Giving coverage to these views, the Nazis could now rely on a vastly expanded party press. Before the great electoral breakthrough in September 1930, the NSDAP controlled forty-nine newspapers, only six of which were dailies. By 1932 the number had expanded to 127, with a circulation in excess of a million. The party’s Völkischer Beobachter, published daily in both Munich and Berlin, saw its circulation rise steadily from 26,000 in 1929 to over 100,000 in 1931, and Goebbels’s Berlin-based Der Angriff became a daily for the first time in November 1930. All brought much needed revenue to the party treasury in Munich.

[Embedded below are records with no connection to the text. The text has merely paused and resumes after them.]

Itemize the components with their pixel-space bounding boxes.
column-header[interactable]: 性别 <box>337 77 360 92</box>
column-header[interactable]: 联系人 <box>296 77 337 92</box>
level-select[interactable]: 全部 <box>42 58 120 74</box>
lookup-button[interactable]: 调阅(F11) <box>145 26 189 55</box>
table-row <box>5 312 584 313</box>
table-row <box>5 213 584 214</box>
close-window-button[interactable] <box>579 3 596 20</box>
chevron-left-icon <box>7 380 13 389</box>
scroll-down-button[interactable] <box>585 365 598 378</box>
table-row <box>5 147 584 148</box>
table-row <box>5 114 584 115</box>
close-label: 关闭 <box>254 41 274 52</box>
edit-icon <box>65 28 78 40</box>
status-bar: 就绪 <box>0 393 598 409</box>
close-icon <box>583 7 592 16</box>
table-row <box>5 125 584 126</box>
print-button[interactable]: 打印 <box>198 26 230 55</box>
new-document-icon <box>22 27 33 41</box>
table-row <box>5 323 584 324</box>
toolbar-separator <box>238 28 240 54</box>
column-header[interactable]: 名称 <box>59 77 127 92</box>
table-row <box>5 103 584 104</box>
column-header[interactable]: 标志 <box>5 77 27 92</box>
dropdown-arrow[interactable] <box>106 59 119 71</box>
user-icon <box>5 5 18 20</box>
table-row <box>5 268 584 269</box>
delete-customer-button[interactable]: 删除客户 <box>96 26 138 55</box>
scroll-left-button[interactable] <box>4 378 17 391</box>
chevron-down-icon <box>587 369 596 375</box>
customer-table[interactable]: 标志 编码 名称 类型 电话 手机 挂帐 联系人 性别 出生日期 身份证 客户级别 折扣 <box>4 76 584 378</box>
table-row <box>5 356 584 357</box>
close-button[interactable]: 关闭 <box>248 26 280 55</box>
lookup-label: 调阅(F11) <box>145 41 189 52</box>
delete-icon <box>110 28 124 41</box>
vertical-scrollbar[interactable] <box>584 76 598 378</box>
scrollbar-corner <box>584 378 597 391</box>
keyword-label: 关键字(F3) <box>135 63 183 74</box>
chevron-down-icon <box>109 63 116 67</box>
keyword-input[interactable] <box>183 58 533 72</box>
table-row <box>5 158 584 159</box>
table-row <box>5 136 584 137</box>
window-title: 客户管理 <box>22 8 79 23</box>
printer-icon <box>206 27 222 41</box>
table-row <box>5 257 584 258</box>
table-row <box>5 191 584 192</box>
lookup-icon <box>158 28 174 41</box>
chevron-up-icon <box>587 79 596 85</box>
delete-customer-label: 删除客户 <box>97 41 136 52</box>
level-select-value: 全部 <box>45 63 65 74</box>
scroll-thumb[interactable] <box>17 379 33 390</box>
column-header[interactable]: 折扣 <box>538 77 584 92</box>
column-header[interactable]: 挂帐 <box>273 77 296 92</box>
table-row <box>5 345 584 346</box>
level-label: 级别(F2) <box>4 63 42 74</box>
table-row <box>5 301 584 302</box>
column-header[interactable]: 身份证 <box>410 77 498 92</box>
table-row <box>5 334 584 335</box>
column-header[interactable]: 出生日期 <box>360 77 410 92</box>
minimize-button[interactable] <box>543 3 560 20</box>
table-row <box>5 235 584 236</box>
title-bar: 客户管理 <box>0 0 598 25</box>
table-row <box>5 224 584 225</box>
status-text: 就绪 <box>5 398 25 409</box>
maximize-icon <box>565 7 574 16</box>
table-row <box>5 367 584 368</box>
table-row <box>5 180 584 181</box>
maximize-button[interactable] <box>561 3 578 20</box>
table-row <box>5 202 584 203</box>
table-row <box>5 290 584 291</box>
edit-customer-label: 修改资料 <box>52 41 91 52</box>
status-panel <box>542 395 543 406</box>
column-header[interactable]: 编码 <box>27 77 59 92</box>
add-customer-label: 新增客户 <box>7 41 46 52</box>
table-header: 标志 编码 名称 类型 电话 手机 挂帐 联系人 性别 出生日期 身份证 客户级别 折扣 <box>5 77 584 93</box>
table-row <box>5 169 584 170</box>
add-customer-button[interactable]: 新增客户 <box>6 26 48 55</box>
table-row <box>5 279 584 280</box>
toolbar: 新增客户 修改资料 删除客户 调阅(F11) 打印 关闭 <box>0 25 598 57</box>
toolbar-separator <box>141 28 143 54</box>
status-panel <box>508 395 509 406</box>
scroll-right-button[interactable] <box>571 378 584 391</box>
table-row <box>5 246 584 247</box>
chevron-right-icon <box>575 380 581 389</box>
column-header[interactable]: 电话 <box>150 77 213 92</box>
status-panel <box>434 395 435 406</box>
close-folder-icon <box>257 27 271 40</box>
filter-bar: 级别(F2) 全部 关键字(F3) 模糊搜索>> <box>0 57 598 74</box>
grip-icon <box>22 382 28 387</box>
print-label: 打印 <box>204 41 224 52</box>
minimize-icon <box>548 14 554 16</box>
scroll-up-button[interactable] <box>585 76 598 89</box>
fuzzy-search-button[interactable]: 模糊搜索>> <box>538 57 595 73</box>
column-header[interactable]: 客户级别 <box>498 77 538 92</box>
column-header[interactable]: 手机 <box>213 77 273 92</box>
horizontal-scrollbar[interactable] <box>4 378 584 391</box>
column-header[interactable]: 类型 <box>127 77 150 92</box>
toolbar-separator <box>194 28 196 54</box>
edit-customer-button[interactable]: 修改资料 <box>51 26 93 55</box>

Utilizing their expanding membership and their increasingly sophisticated propaganda apparatus, the Nazis marched aggressively through a series of regional elections in 1931, registering significant gains in Oldenburg, Hamburg, Hessen, and Anhalt, while the traditional bourgeois parties faltered badly. Between these elections, Hitler enlisted the party in another referendum campaign, this time in a bizarre coalition of antidemocratic forces that ranged from the DNVP to the Communists. The referendum was an attempt to unseat the democratically elected Prussian state legislature, which was controlled by the parties of the Weimar coalition—the SPD, Zentrum, and left-liberals (DDP). It was the all-important power base of the Social Democrats in Germany, and the referendum was intended to undermine this bastion of pro-democracy forces. Beginning in April, the campaign raged across Germany’s largest state until August, when the Prussian public went at last to the polls. The referendum failed—it received just 36 percent of the vote—but, just as the anti-Young campaign had done, it offered the NSDAP another opportunity for national exposure.